We will be in Galway and Portstewart in September. I know that these are coastal towns, but does that mean that there are actually beaches there? I figured it was too cold to swim there (or is it?) but if there are beaches, are they rocky or sandy? Just wondering if we'll be able to stroll along the waterfront, and if so, what type of waterfront it is. We're staying in Salthill while in Galway if that makes a difference...
We were in Ireland last September and it was too chilly for swimming! We drove to Salthill and if I remember correctly, the beach was more rocky than sandy. They do have a nice walkway along the beach though. Salthill looked like a fun place to stay.
I went to Ireland last month and there was a surfing contest at Inch. It's a big, sandy beach but I noticed that all the contestants were in wetsuits.
Amy, to give you an idea what a beach is like in Ireland: fill half your bath tub with sand, fill the other half with water, and ice cubes, air conditioner on high. Dip yourself into the water, then stand in front of the air conditioner, with all the fans in the house blowing on you - that's pretty close! ;)
Seriously though Amy, it's cold. Unlike the warm currents on the Eastern US, the North Sea currents are extremely cold (mid 30's to mid 40 degrees), and there is always a strong breeze.
The beaches are beautiful, and walkable. They range from everything from dramatic cliffs (Moher), and other great geography (Giant's causeway), to just beautiful sand beaches.
You can dip in the water (much like we do in the Northwest here), but it will probably be a bit chilly for swimming.
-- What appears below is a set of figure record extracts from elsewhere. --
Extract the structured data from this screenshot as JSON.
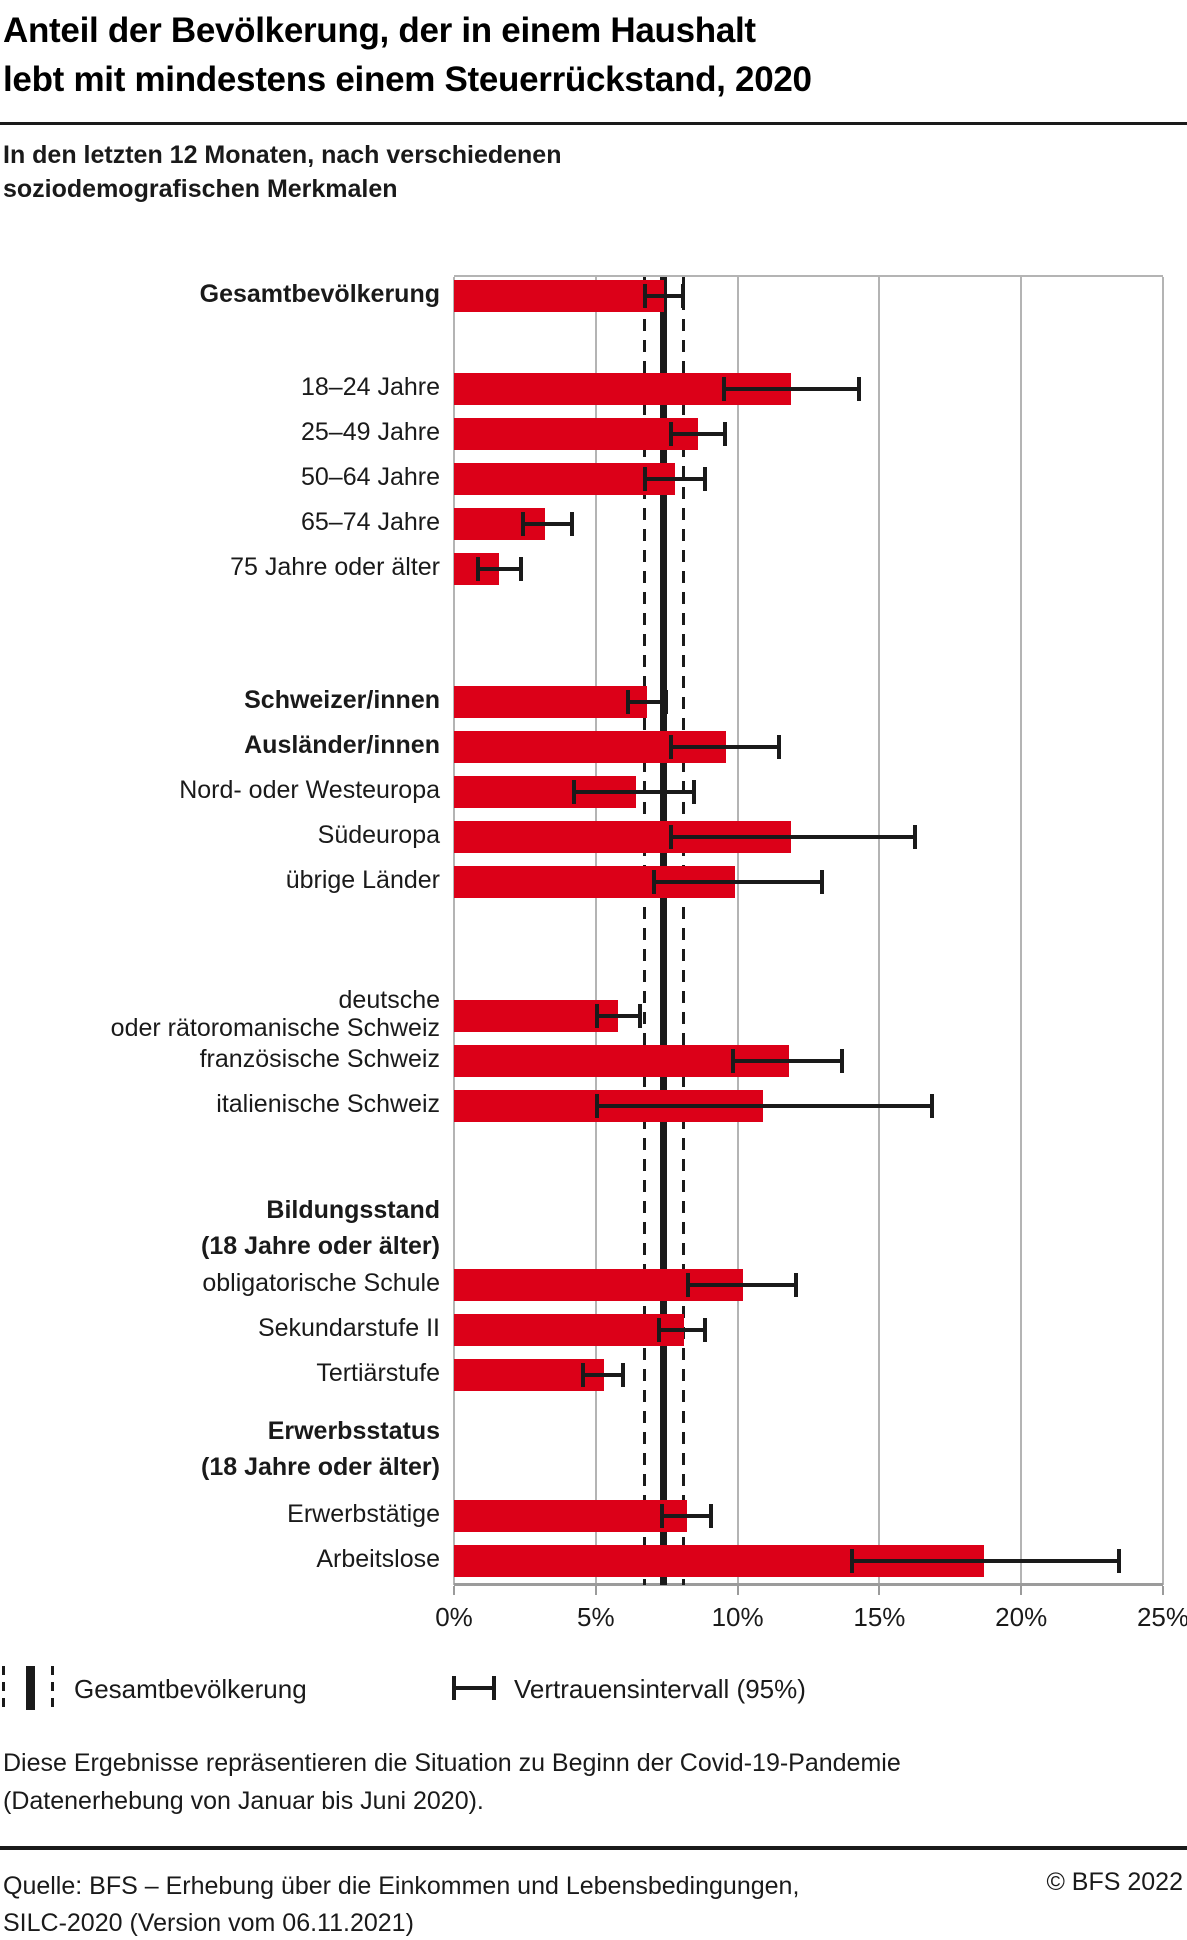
{
  "header": {
    "title_line1": "Anteil der Bevölkerung, der in einem Haushalt",
    "title_line2": "lebt mit mindestens einem Steuerrückstand, 2020",
    "subtitle_line1": "In den letzten 12 Monaten, nach verschiedenen",
    "subtitle_line2": "soziodemografischen Merkmalen"
  },
  "chart_data": {
    "type": "bar",
    "orientation": "horizontal",
    "unit": "%",
    "xlim": [
      0,
      25
    ],
    "x_ticks": [
      "0%",
      "5%",
      "10%",
      "15%",
      "20%",
      "25%"
    ],
    "grid": true,
    "reference": {
      "label": "Gesamtbevölkerung",
      "value": 7.4,
      "ci": [
        6.7,
        8.1
      ]
    },
    "groups": [
      {
        "rows": [
          {
            "label": "Gesamtbevölkerung",
            "bold": true,
            "value": 7.4,
            "ci": [
              6.7,
              8.1
            ]
          }
        ]
      },
      {
        "rows": [
          {
            "label": "18–24 Jahre",
            "value": 11.9,
            "ci": [
              9.5,
              14.3
            ]
          },
          {
            "label": "25–49 Jahre",
            "value": 8.6,
            "ci": [
              7.6,
              9.6
            ]
          },
          {
            "label": "50–64 Jahre",
            "value": 7.8,
            "ci": [
              6.7,
              8.9
            ]
          },
          {
            "label": "65–74 Jahre",
            "value": 3.2,
            "ci": [
              2.4,
              4.2
            ]
          },
          {
            "label": "75 Jahre oder älter",
            "value": 1.6,
            "ci": [
              0.8,
              2.4
            ]
          }
        ]
      },
      {
        "rows": [
          {
            "label": "Schweizer/innen",
            "bold": true,
            "value": 6.8,
            "ci": [
              6.1,
              7.5
            ]
          },
          {
            "label": "Ausländer/innen",
            "bold": true,
            "value": 9.6,
            "ci": [
              7.6,
              11.5
            ]
          },
          {
            "label": "Nord- oder Westeuropa",
            "value": 6.4,
            "ci": [
              4.2,
              8.5
            ]
          },
          {
            "label": "Südeuropa",
            "value": 11.9,
            "ci": [
              7.6,
              16.3
            ]
          },
          {
            "label": "übrige Länder",
            "value": 9.9,
            "ci": [
              7.0,
              13.0
            ]
          }
        ]
      },
      {
        "rows": [
          {
            "label": [
              "deutsche",
              "oder rätoromanische Schweiz"
            ],
            "value": 5.8,
            "ci": [
              5.0,
              6.6
            ]
          },
          {
            "label": "französische Schweiz",
            "value": 11.8,
            "ci": [
              9.8,
              13.7
            ]
          },
          {
            "label": "italienische Schweiz",
            "value": 10.9,
            "ci": [
              5.0,
              16.9
            ]
          }
        ]
      },
      {
        "header": [
          "Bildungsstand",
          "(18 Jahre oder älter)"
        ],
        "rows": [
          {
            "label": "obligatorische Schule",
            "value": 10.2,
            "ci": [
              8.2,
              12.1
            ]
          },
          {
            "label": "Sekundarstufe II",
            "value": 8.1,
            "ci": [
              7.2,
              8.9
            ]
          },
          {
            "label": "Tertiärstufe",
            "value": 5.3,
            "ci": [
              4.5,
              6.0
            ]
          }
        ]
      },
      {
        "header": [
          "Erwerbsstatus",
          "(18 Jahre oder älter)"
        ],
        "rows": [
          {
            "label": "Erwerbstätige",
            "value": 8.2,
            "ci": [
              7.3,
              9.1
            ]
          },
          {
            "label": "Arbeitslose",
            "value": 18.7,
            "ci": [
              14.0,
              23.5
            ]
          }
        ]
      }
    ],
    "legend_position": "bottom"
  },
  "legend": {
    "items": [
      {
        "symbol": "reference-line",
        "label": "Gesamtbevölkerung"
      },
      {
        "symbol": "error-bar",
        "label": "Vertrauensintervall (95%)"
      }
    ]
  },
  "footnote": {
    "line1": "Diese Ergebnisse repräsentieren die Situation zu Beginn der Covid-19-Pandemie",
    "line2": "(Datenerhebung von Januar bis Juni 2020)."
  },
  "footer": {
    "source_line1": "Quelle: BFS – Erhebung über die Einkommen und Lebensbedingungen,",
    "source_line2": "SILC-2020 (Version vom 06.11.2021)",
    "copyright": "© BFS 2022"
  },
  "colors": {
    "bar": "#DC0018",
    "grid": "#B4B4B4",
    "axis": "#9B9B9B",
    "text": "#1A1A1A",
    "reference": "#1A1A1A"
  }
}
Bring a sweater, and a rain coat/wind breaker. Even in summer, it can be a bit chilly - but it can also be absolutely lovely! :)
Lahinch has a couple of surf shops and even give lessons...
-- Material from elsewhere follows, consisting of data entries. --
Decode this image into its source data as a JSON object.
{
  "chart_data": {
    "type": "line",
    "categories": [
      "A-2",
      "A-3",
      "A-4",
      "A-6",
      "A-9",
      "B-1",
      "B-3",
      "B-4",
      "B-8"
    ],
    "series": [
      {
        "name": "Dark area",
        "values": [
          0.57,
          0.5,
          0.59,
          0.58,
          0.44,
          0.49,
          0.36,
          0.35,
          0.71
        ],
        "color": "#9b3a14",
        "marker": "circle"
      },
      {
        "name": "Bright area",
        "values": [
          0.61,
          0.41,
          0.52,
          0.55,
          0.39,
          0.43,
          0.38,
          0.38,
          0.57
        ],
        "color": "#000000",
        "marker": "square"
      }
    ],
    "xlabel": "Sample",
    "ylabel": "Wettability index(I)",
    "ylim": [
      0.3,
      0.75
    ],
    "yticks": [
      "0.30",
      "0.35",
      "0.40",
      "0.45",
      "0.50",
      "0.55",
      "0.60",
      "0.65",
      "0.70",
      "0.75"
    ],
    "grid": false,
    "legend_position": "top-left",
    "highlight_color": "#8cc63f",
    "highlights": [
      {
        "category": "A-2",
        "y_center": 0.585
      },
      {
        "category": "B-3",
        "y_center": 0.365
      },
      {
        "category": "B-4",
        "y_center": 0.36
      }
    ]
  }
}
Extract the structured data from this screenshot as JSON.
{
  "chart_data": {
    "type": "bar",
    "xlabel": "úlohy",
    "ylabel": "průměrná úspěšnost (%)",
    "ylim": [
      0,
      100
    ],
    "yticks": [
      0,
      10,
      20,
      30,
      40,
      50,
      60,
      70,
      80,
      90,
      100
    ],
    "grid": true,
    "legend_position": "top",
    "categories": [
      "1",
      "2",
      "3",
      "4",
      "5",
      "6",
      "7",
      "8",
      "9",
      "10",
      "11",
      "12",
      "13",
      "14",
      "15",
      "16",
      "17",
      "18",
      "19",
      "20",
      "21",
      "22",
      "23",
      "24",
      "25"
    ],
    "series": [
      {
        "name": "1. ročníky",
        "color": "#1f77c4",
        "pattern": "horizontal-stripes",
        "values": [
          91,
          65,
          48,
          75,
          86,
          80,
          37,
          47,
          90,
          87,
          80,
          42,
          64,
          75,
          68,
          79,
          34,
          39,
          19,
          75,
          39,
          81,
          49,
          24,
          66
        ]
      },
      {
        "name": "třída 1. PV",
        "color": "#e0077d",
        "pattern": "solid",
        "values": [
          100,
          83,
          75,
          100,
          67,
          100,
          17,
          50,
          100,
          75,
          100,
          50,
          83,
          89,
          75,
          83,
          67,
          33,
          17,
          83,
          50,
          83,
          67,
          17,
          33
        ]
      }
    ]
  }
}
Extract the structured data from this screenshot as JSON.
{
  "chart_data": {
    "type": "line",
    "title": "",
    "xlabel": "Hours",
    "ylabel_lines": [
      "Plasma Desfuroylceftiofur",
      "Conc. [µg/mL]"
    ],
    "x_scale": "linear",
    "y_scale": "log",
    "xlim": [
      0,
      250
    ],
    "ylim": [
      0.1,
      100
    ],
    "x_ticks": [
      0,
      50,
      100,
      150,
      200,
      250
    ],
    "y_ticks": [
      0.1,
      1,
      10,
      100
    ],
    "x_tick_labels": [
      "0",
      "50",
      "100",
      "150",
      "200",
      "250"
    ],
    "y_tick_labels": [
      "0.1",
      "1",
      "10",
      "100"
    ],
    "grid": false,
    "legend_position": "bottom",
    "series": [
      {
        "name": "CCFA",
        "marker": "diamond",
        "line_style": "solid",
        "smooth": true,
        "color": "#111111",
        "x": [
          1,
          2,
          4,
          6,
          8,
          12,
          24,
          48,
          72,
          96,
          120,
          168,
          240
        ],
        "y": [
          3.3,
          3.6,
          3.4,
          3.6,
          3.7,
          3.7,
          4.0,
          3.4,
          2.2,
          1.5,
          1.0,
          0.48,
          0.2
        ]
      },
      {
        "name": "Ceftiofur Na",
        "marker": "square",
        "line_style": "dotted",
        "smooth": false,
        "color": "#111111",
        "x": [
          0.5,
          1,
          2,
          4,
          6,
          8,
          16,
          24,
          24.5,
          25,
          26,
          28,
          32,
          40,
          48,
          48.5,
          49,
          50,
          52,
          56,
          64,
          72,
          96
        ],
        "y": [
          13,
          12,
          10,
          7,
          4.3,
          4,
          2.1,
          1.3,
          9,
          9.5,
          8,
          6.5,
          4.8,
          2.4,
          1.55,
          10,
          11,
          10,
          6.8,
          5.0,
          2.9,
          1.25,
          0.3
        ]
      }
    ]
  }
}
I have bumper sticker on my car from there and a tshirt...I played golf though, no surfing...
On my first trip to Ireland (1979) I swam in Galway Bay. I believe the time of year was late spring/early summer. It was freezing! But I wouldn't trade the experience.
Southeast Ireland is rumored to have the best beaches (sand, weather) but I can't vouch because I haven't visited those beaches. Maybe someone with more firsthand knowledge can offer an opinion.
We just came back from spending a week in Doolin. We visited the beaches in Lahinch and on Inisheer. Even though Lahinch has a "beach", it depends on what time of day you are there. When we went in the afternoon, the tide was in, and there was no sand to speak of, only lots of rocks. But the next morning, there was a nice sandy beach.
I didn't swim in it, but my husband and son did a little. They both said it was freezing. Remember that the adjective they use to describe the North Atlantic is "icy."
The huge golden sand beaches in Donegal, near the small village where my mother was born, are some of the most beautiful I have ever seen. They are all "blue flag". (A symbol of quality in Europe, given to the best.) BUT. The Atlantic rollers do not bring warm water with them! Remember how far north this is! Good for surfing though!